Local properties that require prime, not just maximal

Question

So I'm taking a course using Atiyah and MacDonald's Introduction to Commutative Algebra, and we just got to local properties, which were defined as a property of a ring $R$ that holds if and only if it holds for $R_P$ for every prime ideal $P\subset R$. The authors then give several examples of local properties, but all of them turn out that there's a third, weaker condition in "the following are equivalent" statements, that the property hold at the localization at every maximal ideal $M$.

So I asked the obvious question: Are there any local properties that require the stronger condition of being true at the localization of every prime?

I.e., is there a ring and a property such that the property IS local, but just being true at every maximal ideal is not sufficient?

The professor not having an example off hand, I figured I'd ask here!

Answer 1

If we have a property $X$ such that for all rings $R$ the statements $$1) ~ R \text { has property } X$$ and $$2) ~ R_P \text { has property } X \text{ for all primes } P$$

are equivalent, then so is

$$3) ~R_M \text { has property } X \text{ for all maximal ideals } M.$$

This is trivial: We only have to show: If the third holds, then the second holds.

Assume $R_M$ has $X$ for all $M$. Let $P$ be a prime. We have $R_P=(R_M)_P$ for some maximal ideal $M$ containg $P$. The latter has $X$, since the implication "$1) \Rightarrow 2)$" is true.

Answer 2

This should be a comment to MooS' answer, but I have not enough reputation at present to write comments in this site. I understood the question as MooS did, that is, that a local property $X$ is defined as one that satisfy:

for all rings $R$, $ ~ R \text { has property } X$ if and only if $ ~ R_P \text { has property } X \text{ for all primes } P$.

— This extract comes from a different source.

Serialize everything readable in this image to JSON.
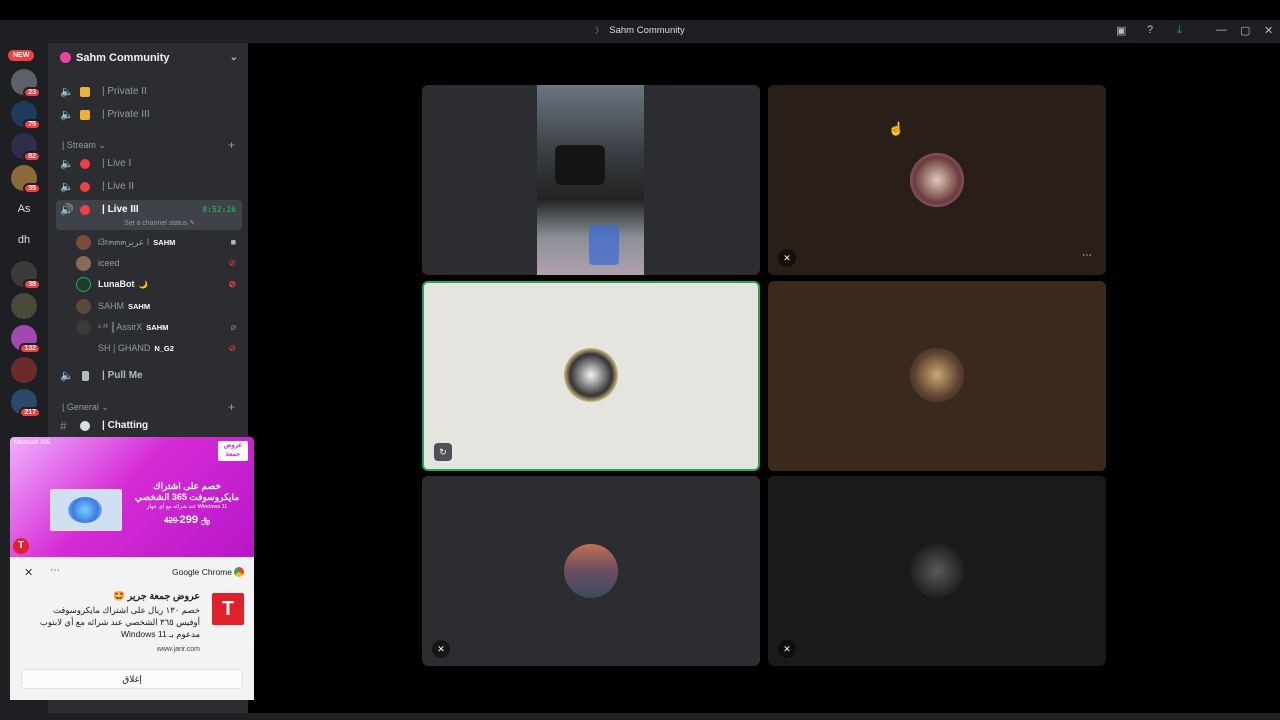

The definition of a local property, as suggested, as one that only satisfy

for all rings $R$, $ ~ R \text { has property } X$ if $ ~ R_P \text { has property } X \text{ for all primes } P$

is very unnatural. A stupid example will show this (and also answer the question): $X$ = "being a local ring of dimension 1" would be a local property (in this second sense), simply because there is no ring with all its localizations of dimension 1. And if you take a non-local ring of equidimension 1, you have a local ring $R$ that does not satisfy $X$ but $R_M$ does it for all maximal ideals $M$.